Business managers are required to work in increasingly diverse environments, facing issues that are increasingly dynamic, complex and uncertain in the face of global economic, social, and technological shifts. The behaviours used to respond to these challenges are influenced by culture. A manager’s network, experience, training, and explicit and implicit norms act as sources of guidance for them to interpret information and form a decision.
A person’s culture can affect ways of communication, interpretation and explanation of certain behaviours and situations. Dealing with ethical dilemmas, implementing new business models, negotiating deals, understanding new work environments, providing employment satisfaction, and more recently, navigating online cultures are just some issues that require cultural intelligence to explain and predict.

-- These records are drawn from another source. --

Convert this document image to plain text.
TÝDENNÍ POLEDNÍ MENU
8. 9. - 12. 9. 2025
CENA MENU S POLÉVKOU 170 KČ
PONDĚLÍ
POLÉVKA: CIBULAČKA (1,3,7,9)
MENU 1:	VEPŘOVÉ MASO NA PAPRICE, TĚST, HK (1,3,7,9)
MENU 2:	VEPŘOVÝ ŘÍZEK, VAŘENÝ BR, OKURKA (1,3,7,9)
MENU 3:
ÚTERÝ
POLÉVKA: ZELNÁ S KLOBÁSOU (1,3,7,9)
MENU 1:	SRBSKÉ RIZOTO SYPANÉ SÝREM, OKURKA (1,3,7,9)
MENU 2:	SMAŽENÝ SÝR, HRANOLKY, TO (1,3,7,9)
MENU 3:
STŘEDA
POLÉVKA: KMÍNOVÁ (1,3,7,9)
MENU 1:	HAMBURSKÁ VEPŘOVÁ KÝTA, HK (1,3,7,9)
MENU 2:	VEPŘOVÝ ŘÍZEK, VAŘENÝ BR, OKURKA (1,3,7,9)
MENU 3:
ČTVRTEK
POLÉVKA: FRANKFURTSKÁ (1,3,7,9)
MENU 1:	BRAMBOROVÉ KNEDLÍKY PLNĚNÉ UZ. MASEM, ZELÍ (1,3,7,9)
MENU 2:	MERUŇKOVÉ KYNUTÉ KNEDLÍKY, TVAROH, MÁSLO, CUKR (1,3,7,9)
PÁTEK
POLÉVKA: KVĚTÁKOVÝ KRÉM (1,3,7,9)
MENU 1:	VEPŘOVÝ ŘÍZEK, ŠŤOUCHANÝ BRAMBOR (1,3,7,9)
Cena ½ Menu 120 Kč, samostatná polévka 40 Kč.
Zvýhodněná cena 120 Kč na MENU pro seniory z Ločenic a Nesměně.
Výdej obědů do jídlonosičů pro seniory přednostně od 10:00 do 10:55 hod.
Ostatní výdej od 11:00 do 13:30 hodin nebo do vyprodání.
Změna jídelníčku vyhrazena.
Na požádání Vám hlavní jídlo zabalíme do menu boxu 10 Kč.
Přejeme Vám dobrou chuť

Associating certain behaviours to different countries have long been a way of identifying and comparing cultures and widely assumes country homogeneity. Previous studies on national culture have compared vastly different working styles between East-Asian countries and the West. However, a recent study published on Havard Business Review found that equating country with culture can overlook even bigger cultural gaps within a single country – including those of age, gender, number of years of education, socio-economic status, and occupation. That is, it could make more sense to talk about cultures of age and cultures of the rich or poor than it is to discuss the cultures of countries.
- Consider the cultural differences in age, occupation, and socioeconomic status in your workplace. Seek out, embrace, take advantage of cultural commonalities to build relationships, rather than focusing on differences.
- Acknowledge that cultural stereotyping by country can be ineffective when you are putting together teams, leading your employees, or trying to motivate them.
- Reflect on your own culture and work style and how it may affect others in your workplace.